To do that we can calculate the average of all three variables for each cluster.
# Making clusters profile
clusters_profile = (
df_agg
.groupby('clusters_wo_constrain')
.agg(
mean_pop=('prop_pop_count', 'mean'),
mean_income=('prop_total_monthly_income', 'mean'),
mean_housing=('prop_housing_count', 'mean'),
)
.reset_index()
.sort_values(by=['mean_pop','mean_income', 'mean_housing'], ascending=False)
)
clusters_profile
Analysing the profile, we can identify that cluster 3 has the highest monthly income and population averages, which indicate that these regions have a lot of potential customers with high income.
After identifying the best cluster, we can rank the hexagons within the cluster 3 using weighted average.
# Separating only hexagons of cluster 3
cluster3 = df_agg[df_agg['clusters_wo_constrain'] == '3']
# Weights for each variable
pop_weight = 0.5
income_weight = 0.4
housing_weight = 0.1
# Calculating weighted Average
cluster3['weighted_avg'] = (
cluster3
.apply(lambda x: (x['prop_pop_count'] * pop_weight) + (x['prop_total_monthly_income'] * income_weight) + (x['prop_housing_count'] * housing_weight), axis=1)
)
# Ranking hexagons according to the weighted average
cluster3['hex_rank'] = (
cluster3['weighted_avg']
.rank(method='first', ascending=False)
)
cluster3.sort_values('hex_rank', ascending=True)
# Plotting ranked hexagons
cluster3.explore(
column='hex_rank',
cmap='gray',
height='80%',
width='80%',
style_kwds={'fillOpacity': 0.7, 'opacity': 1.0, 'color': '#000000'}
)
The map above show the hexagons ranked according to the calculated weighted average.
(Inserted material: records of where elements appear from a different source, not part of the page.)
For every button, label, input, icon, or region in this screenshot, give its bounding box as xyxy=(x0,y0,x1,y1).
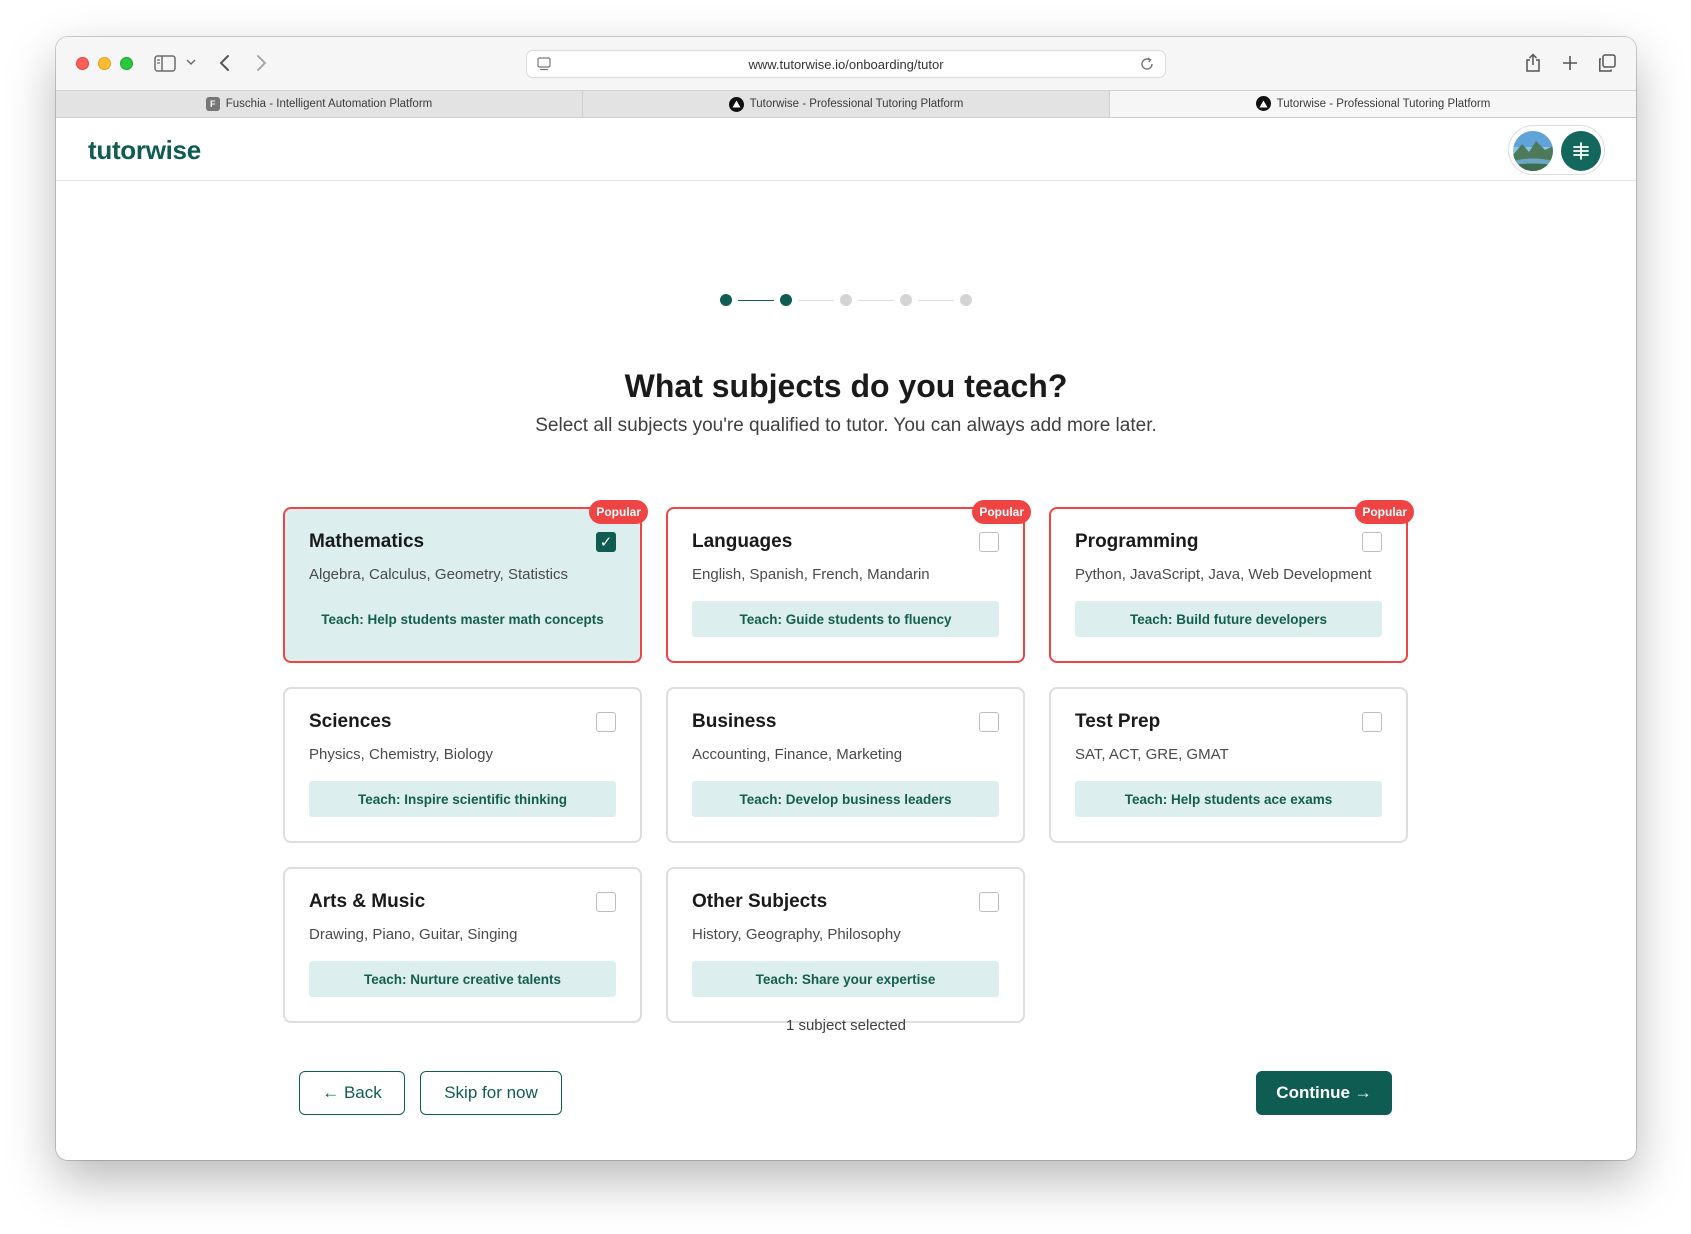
selection-count: 1 subject selected xyxy=(785,1017,907,1034)
step-dot xyxy=(900,294,912,306)
subject-title: Languages xyxy=(692,531,793,552)
forward-arrow-icon[interactable] xyxy=(250,51,272,75)
step-dot xyxy=(960,294,972,306)
browser-tab-label: Fuschia - Intelligent Automation Platfor… xyxy=(225,98,433,110)
subject-teach-banner: Teach: Share your expertise xyxy=(692,961,999,997)
browser-tab-bar: F Fuschia - Intelligent Automation Platf… xyxy=(56,90,1636,118)
step-connector xyxy=(738,299,774,301)
page-title: What subjects do you teach? xyxy=(624,368,1068,404)
subject-card-other[interactable]: Other Subjects History, Geography, Philo… xyxy=(666,867,1025,1023)
subject-checkbox[interactable] xyxy=(979,712,999,732)
subject-checkbox[interactable] xyxy=(1362,532,1382,552)
back-arrow-icon[interactable] xyxy=(214,51,236,75)
traffic-lights xyxy=(76,57,133,70)
menu-icon[interactable] xyxy=(1561,131,1601,171)
subject-title: Mathematics xyxy=(309,531,425,552)
subject-checkbox[interactable]: ✓ xyxy=(596,532,616,552)
browser-tab-tutorwise-active[interactable]: Tutorwise - Professional Tutoring Platfo… xyxy=(1110,91,1636,117)
page-settings-icon[interactable] xyxy=(537,57,551,71)
browser-tab-tutorwise[interactable]: Tutorwise - Professional Tutoring Platfo… xyxy=(583,91,1110,117)
subject-description: Algebra, Calculus, Geometry, Statistics xyxy=(309,566,568,583)
subject-card-programming[interactable]: Popular Programming Python, JavaScript, … xyxy=(1049,500,1414,663)
popular-badge: Popular xyxy=(589,500,648,524)
step-connector xyxy=(918,299,954,301)
subject-description: Physics, Chemistry, Biology xyxy=(309,746,493,763)
subject-title: Sciences xyxy=(309,711,392,732)
avatar[interactable] xyxy=(1513,131,1553,171)
new-tab-icon[interactable] xyxy=(1559,51,1581,75)
share-icon[interactable] xyxy=(1522,51,1544,75)
zoom-window-button[interactable] xyxy=(120,57,133,70)
tab-overview-icon[interactable] xyxy=(1596,51,1618,75)
step-dot xyxy=(840,294,852,306)
subject-teach-banner: Teach: Guide students to fluency xyxy=(692,601,999,637)
subject-checkbox[interactable] xyxy=(596,712,616,732)
subject-teach-banner: Teach: Help students ace exams xyxy=(1075,781,1382,817)
back-button[interactable]: ← Back xyxy=(299,1071,405,1115)
subject-description: Drawing, Piano, Guitar, Singing xyxy=(309,926,518,943)
subject-card-test-prep[interactable]: Test Prep SAT, ACT, GRE, GMAT Teach: Hel… xyxy=(1049,687,1408,843)
subject-card-languages[interactable]: Popular Languages English, Spanish, Fren… xyxy=(666,500,1031,663)
address-bar[interactable]: www.tutorwise.io/onboarding/tutor xyxy=(526,50,1166,78)
chevron-down-icon[interactable] xyxy=(184,55,198,69)
subject-description: SAT, ACT, GRE, GMAT xyxy=(1075,746,1229,763)
page-content: tutorwise What subjects do you teach? Se… xyxy=(56,118,1636,1160)
popular-badge: Popular xyxy=(1355,500,1414,524)
tutorwise-favicon-icon xyxy=(1255,96,1271,111)
subject-title: Other Subjects xyxy=(692,891,828,912)
tutorwise-favicon-icon xyxy=(728,96,744,112)
subject-teach-banner: Teach: Nurture creative talents xyxy=(309,961,616,997)
subject-description: History, Geography, Philosophy xyxy=(692,926,901,943)
subject-checkbox[interactable] xyxy=(979,892,999,912)
sidebar-toggle-icon[interactable] xyxy=(153,54,177,72)
step-dot xyxy=(780,294,792,306)
minimize-window-button[interactable] xyxy=(98,57,111,70)
subject-checkbox[interactable] xyxy=(596,892,616,912)
subject-teach-banner: Teach: Help students master math concept… xyxy=(321,611,604,627)
popular-badge: Popular xyxy=(972,500,1031,524)
step-dot xyxy=(720,294,732,306)
app-header: tutorwise xyxy=(56,118,1636,181)
reload-icon[interactable] xyxy=(1139,56,1155,72)
subject-card-sciences[interactable]: Sciences Physics, Chemistry, Biology Tea… xyxy=(283,687,642,843)
subject-teach-banner: Teach: Develop business leaders xyxy=(692,781,999,817)
subject-checkbox[interactable] xyxy=(979,532,999,552)
continue-button[interactable]: Continue → xyxy=(1256,1071,1392,1115)
browser-tab-fuschia[interactable]: F Fuschia - Intelligent Automation Platf… xyxy=(56,91,583,117)
subject-teach-banner: Teach: Build future developers xyxy=(1075,601,1382,637)
page-subtitle: Select all subjects you're qualified to … xyxy=(535,415,1157,436)
step-connector xyxy=(858,299,894,301)
subject-title: Arts & Music xyxy=(309,891,426,912)
subject-description: Accounting, Finance, Marketing xyxy=(692,746,903,763)
browser-tab-label: Tutorwise - Professional Tutoring Platfo… xyxy=(1276,97,1491,110)
subject-card-mathematics[interactable]: Popular Mathematics ✓ Algebra, Calculus,… xyxy=(283,500,648,663)
subject-title: Test Prep xyxy=(1075,711,1161,732)
browser-toolbar: www.tutorwise.io/onboarding/tutor xyxy=(56,37,1636,90)
step-connector xyxy=(798,299,834,301)
subject-checkbox[interactable] xyxy=(1362,712,1382,732)
skip-button[interactable]: Skip for now xyxy=(420,1071,562,1115)
onboarding-stepper xyxy=(720,294,980,306)
subject-title: Business xyxy=(692,711,777,732)
check-icon: ✓ xyxy=(599,534,613,551)
browser-window: www.tutorwise.io/onboarding/tutor F Fusc… xyxy=(56,37,1636,1160)
tutorwise-logo[interactable]: tutorwise xyxy=(88,135,201,166)
subject-teach-banner: Teach: Inspire scientific thinking xyxy=(309,781,616,817)
subject-card-arts-music[interactable]: Arts & Music Drawing, Piano, Guitar, Sin… xyxy=(283,867,642,1023)
subject-description: English, Spanish, French, Mandarin xyxy=(692,566,930,583)
subject-card-business[interactable]: Business Accounting, Finance, Marketing … xyxy=(666,687,1025,843)
browser-tab-label: Tutorwise - Professional Tutoring Platfo… xyxy=(749,98,964,110)
url-text: www.tutorwise.io/onboarding/tutor xyxy=(748,56,944,72)
fuschia-favicon-icon: F xyxy=(205,97,220,111)
user-menu[interactable] xyxy=(1508,125,1605,175)
subject-description: Python, JavaScript, Java, Web Developmen… xyxy=(1075,566,1372,583)
close-window-button[interactable] xyxy=(76,57,89,70)
subject-title: Programming xyxy=(1075,531,1199,552)
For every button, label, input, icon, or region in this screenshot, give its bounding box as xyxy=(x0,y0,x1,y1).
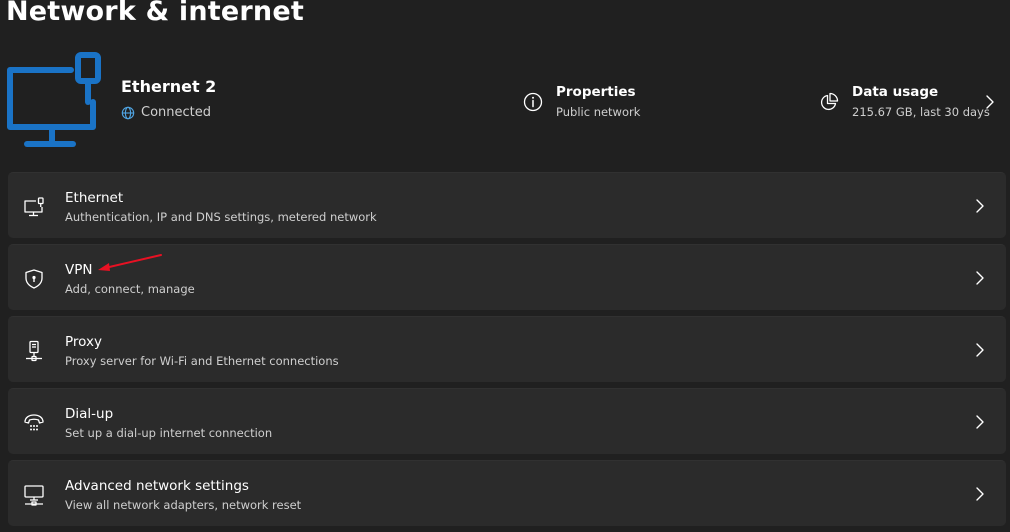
proxy-subtitle: Proxy server for Wi-Fi and Ethernet conn… xyxy=(65,354,339,368)
annotation-arrow xyxy=(98,254,162,271)
advanced-network-settings-title: Advanced network settings xyxy=(65,478,249,494)
settings-window: Network & internet Ethernet 2 Connected xyxy=(0,0,1010,532)
ethernet-card[interactable]: Ethernet Authentication, IP and DNS sett… xyxy=(8,172,1006,238)
properties-subtitle: Public network xyxy=(556,105,641,119)
proxy-icon xyxy=(26,340,42,362)
chevron-right-icon xyxy=(976,199,984,213)
info-icon xyxy=(523,92,543,112)
ethernet-subtitle: Authentication, IP and DNS settings, met… xyxy=(65,210,377,224)
monitor-network-icon xyxy=(24,485,44,506)
dialup-subtitle: Set up a dial-up internet connection xyxy=(65,426,273,440)
proxy-title: Proxy xyxy=(65,334,102,350)
pie-chart-icon xyxy=(821,92,839,110)
properties-button[interactable]: Properties Public network xyxy=(523,84,640,119)
ethernet-icon xyxy=(24,197,44,217)
dialup-title: Dial-up xyxy=(65,406,114,422)
globe-icon xyxy=(121,106,135,119)
data-usage-button[interactable]: Data usage 215.67 GB, last 30 days xyxy=(819,84,990,119)
ethernet-pc-icon xyxy=(7,52,101,147)
shield-icon xyxy=(25,269,43,289)
proxy-card[interactable]: Proxy Proxy server for Wi-Fi and Etherne… xyxy=(8,316,1006,382)
chevron-right-icon xyxy=(976,343,984,357)
connection-status-label: Connected xyxy=(141,105,212,120)
data-usage-subtitle: 215.67 GB, last 30 days xyxy=(852,105,990,119)
chevron-right-icon xyxy=(976,487,984,501)
dialup-card[interactable]: Dial-up Set up a dial-up internet connec… xyxy=(8,388,1006,454)
advanced-network-settings-subtitle: View all network adapters, network reset xyxy=(65,498,302,512)
vpn-title: VPN xyxy=(65,262,93,278)
connection-status: Connected xyxy=(121,105,211,120)
advanced-network-settings-card[interactable]: Advanced network settings View all netwo… xyxy=(8,460,1006,526)
page-title: Network & internet xyxy=(6,0,304,27)
connection-name: Ethernet 2 xyxy=(121,77,217,96)
phone-icon xyxy=(24,414,44,431)
properties-title: Properties xyxy=(556,84,636,100)
ethernet-title: Ethernet xyxy=(65,190,124,206)
chevron-right-icon xyxy=(976,271,984,285)
chevron-right-icon xyxy=(976,415,984,429)
vpn-subtitle: Add, connect, manage xyxy=(65,282,195,296)
data-usage-title: Data usage xyxy=(852,84,939,100)
chevron-right-icon[interactable] xyxy=(984,95,996,109)
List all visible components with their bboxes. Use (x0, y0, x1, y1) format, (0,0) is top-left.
Darker the color, higher the rank. With this, we could prioritize a deeper analysis on the higher ranked hexagons to make the decision of where to open a new store.
Conclusion
In this article we explored the power of spatial clustering using Uber’s H3 library as a way to “normalize” spatial data. We learned how to index our spatial data using H3, perform spatial clustering using Hierarquical Clustering algorithm with and without spatial constrain and their different results and lastly we have identifyed the cluster with the biggest potential and ranked the hexagons within this cluster to have a list of priorization.
Experiment with different clustering algorithms, appertures, and visualizations to gain a deeper understanding of your data and make informed decisions based on spatial patterns.